EXO isn’t the only team from the APAC South region thriving, though, and EXO is hardly surprised. “APAC South is the best region, mechanically,” he says. “There are players with great mechanics in every region, but that’s the baseline in APAC South.” It doesn’t surprise him that four of the region’s five qualifying teams have made it to the final – that’s a higher percentage than any other region and he thinks they deserve another spot come Split 2. He’s not shy about wanting more recognition for the region – it’s why he formed EXO Clan, after all – but he’s aware of its problems, too. “Teams have no organisation here,” he says, calling the region’s playstyle “mechanical chaos,” but his forethought and meticulous planning with EXO seems to reject that concept.

Competitive Apex Legends has an interesting and unintended mechanic, in that teams get together on Discord and claim where they’re dropping before the match even starts. Teams stick to their home POI, until LAN. Due to the fact that all the ALGS qualification tournaments in Pro League are divided by region until LAN events like the Playoffs, these international events force teams to fight right off the drop. For example, Alliance rules the roost at Thermal Station in EMEA competitions, but Flora played spoilsport to their plans at LAN because it’s their home in APAC North. As Oscar ‘Yuki’ Jiang (江铭亮) told us yesterday, there’s no consistency if you’re contesting.

the crowd reacts in the algs playoffs
Photo courtesy of EA and Joe Brady

EXO ensures it never contests by playing a ‘flex’ playstyle. They assess where other teams are dropping in any lobby, and fly into wherever is free. It’s risky, though. Teams that have a home POI know it inside out and back to front. If they’re forced to contest, they know the best headglitches, if there’s a faraway zone, they know the best rotations. However, EXO often has the element of surprise with this strategy. At this level, teams often know exactly who will be passing by their positions at any one point in the match, but EXO could turn up anywhere, which adds a brutal shock factor to their aggressive strategy.

EXO uses APAC South’s chaotic scrims to practise dropping at five different locations. It’s five times the work that other teams put into nailing the opening minutes of a match, but it gives EXO a lot more flexibility when it comes to LAN. But that’s all par for the course for Exodus. “You’ve got to work hard to get results,” he says, as if it’s the most obvious thing in the world.
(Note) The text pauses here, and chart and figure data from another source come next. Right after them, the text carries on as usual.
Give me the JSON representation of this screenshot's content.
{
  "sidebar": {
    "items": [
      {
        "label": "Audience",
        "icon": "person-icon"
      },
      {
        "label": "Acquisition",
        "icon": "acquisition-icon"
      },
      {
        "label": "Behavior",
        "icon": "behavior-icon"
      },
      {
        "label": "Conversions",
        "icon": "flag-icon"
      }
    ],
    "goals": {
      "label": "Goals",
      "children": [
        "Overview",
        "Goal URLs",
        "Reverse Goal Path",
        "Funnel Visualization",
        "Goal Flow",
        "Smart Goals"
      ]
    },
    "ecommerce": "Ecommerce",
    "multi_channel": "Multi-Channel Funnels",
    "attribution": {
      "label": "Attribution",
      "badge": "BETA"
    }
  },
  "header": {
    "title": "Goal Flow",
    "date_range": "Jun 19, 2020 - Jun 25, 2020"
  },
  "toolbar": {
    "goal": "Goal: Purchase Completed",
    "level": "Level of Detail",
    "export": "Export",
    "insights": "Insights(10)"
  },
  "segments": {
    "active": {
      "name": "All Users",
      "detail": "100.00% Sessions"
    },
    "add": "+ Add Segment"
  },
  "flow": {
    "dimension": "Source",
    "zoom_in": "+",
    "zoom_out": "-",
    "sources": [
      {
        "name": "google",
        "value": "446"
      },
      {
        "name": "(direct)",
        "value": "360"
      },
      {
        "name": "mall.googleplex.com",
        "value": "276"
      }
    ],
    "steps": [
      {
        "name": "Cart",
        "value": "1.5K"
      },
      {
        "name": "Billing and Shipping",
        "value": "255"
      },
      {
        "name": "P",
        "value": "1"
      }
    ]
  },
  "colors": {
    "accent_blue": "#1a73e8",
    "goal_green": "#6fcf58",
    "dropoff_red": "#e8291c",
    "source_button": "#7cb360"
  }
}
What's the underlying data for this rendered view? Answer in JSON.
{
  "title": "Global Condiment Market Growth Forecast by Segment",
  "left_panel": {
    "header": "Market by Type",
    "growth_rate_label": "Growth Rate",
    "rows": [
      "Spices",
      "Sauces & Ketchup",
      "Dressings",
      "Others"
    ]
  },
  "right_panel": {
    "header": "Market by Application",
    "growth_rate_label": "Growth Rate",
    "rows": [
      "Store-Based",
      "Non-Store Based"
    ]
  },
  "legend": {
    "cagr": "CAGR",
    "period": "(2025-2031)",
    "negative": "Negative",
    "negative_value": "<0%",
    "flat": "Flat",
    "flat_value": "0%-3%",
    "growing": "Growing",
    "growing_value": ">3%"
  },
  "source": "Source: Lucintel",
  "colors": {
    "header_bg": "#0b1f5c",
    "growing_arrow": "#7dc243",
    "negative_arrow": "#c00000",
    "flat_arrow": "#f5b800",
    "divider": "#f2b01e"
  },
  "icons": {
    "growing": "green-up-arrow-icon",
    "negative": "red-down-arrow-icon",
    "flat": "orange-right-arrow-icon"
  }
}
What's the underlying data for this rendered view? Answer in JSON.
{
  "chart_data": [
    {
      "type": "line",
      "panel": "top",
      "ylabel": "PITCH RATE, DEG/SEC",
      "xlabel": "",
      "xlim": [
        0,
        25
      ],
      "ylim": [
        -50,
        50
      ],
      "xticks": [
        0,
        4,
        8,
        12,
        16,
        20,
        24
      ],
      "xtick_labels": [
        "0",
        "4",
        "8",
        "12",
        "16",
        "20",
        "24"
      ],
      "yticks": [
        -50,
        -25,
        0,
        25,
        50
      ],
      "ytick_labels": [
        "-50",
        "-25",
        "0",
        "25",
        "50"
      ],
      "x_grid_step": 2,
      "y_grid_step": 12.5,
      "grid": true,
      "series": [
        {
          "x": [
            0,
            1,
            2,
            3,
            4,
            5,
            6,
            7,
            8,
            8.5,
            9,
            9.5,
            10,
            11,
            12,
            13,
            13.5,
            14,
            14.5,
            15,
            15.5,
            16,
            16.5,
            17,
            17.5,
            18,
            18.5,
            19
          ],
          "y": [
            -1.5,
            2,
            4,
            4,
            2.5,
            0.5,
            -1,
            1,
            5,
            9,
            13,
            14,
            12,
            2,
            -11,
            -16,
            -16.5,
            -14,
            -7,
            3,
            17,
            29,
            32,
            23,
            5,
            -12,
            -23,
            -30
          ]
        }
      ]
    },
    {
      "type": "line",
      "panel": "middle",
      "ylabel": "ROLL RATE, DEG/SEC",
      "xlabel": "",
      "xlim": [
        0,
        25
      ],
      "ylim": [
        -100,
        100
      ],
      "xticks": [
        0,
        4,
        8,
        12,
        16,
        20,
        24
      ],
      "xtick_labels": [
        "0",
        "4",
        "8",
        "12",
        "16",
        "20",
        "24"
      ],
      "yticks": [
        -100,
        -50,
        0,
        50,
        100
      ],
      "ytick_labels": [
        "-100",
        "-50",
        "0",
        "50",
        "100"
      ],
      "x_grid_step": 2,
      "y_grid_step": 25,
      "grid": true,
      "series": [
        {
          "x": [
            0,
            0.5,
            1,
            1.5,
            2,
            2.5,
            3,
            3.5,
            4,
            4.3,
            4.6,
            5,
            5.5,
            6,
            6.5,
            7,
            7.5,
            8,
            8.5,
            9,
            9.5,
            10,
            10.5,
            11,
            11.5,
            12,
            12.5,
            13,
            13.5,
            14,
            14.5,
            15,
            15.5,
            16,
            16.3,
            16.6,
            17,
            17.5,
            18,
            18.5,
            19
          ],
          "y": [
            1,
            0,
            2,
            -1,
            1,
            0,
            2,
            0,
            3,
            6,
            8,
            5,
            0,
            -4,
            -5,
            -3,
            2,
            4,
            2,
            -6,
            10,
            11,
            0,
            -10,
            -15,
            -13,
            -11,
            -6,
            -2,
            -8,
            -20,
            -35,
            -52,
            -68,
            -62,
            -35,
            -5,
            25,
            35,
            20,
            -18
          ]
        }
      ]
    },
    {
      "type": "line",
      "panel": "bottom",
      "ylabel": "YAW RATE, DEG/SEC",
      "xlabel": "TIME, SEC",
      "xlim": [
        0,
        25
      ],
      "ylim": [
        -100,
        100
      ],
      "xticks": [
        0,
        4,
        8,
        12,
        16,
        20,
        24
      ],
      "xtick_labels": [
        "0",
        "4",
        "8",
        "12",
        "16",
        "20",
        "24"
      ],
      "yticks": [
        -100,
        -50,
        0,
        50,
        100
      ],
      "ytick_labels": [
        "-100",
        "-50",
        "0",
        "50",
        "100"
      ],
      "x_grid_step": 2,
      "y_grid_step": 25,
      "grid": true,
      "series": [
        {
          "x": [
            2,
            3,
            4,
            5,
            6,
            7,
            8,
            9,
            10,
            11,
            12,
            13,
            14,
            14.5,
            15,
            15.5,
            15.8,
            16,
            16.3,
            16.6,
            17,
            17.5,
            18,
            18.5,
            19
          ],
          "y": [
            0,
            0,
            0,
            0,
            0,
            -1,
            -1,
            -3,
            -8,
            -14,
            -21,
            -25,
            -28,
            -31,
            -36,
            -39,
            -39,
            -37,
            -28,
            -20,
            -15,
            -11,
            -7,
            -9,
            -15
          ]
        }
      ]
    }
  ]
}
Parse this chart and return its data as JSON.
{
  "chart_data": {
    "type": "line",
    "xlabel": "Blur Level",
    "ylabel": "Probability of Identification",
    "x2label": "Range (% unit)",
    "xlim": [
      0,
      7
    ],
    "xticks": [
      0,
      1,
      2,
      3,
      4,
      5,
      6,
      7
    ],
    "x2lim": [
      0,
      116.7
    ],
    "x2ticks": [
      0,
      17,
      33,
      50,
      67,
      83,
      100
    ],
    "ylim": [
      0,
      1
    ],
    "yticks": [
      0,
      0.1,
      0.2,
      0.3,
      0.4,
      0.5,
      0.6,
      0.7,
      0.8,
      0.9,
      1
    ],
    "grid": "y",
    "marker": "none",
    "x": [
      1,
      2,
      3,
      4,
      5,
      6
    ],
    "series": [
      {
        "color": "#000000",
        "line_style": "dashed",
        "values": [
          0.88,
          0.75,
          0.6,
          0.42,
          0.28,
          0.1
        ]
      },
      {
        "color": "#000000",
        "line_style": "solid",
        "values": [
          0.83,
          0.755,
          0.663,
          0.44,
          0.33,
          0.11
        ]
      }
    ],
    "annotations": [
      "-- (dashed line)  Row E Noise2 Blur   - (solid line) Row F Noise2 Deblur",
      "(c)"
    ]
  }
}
EXO is working hard, and that’s paying off in LAN competitions. The team needs to lock in for Finals to ensure it doesn’t end up languishing in 13th place again, like the last in-person tournament in Raleigh, but Exodus has full confidence in his players. “Shoutout to Killoposz [Teerachock Muedin], Dexter [Lertpong Nakurai], and Z1CKKY [Jirayut Apiwongngam],” he says. “And watch EXO.”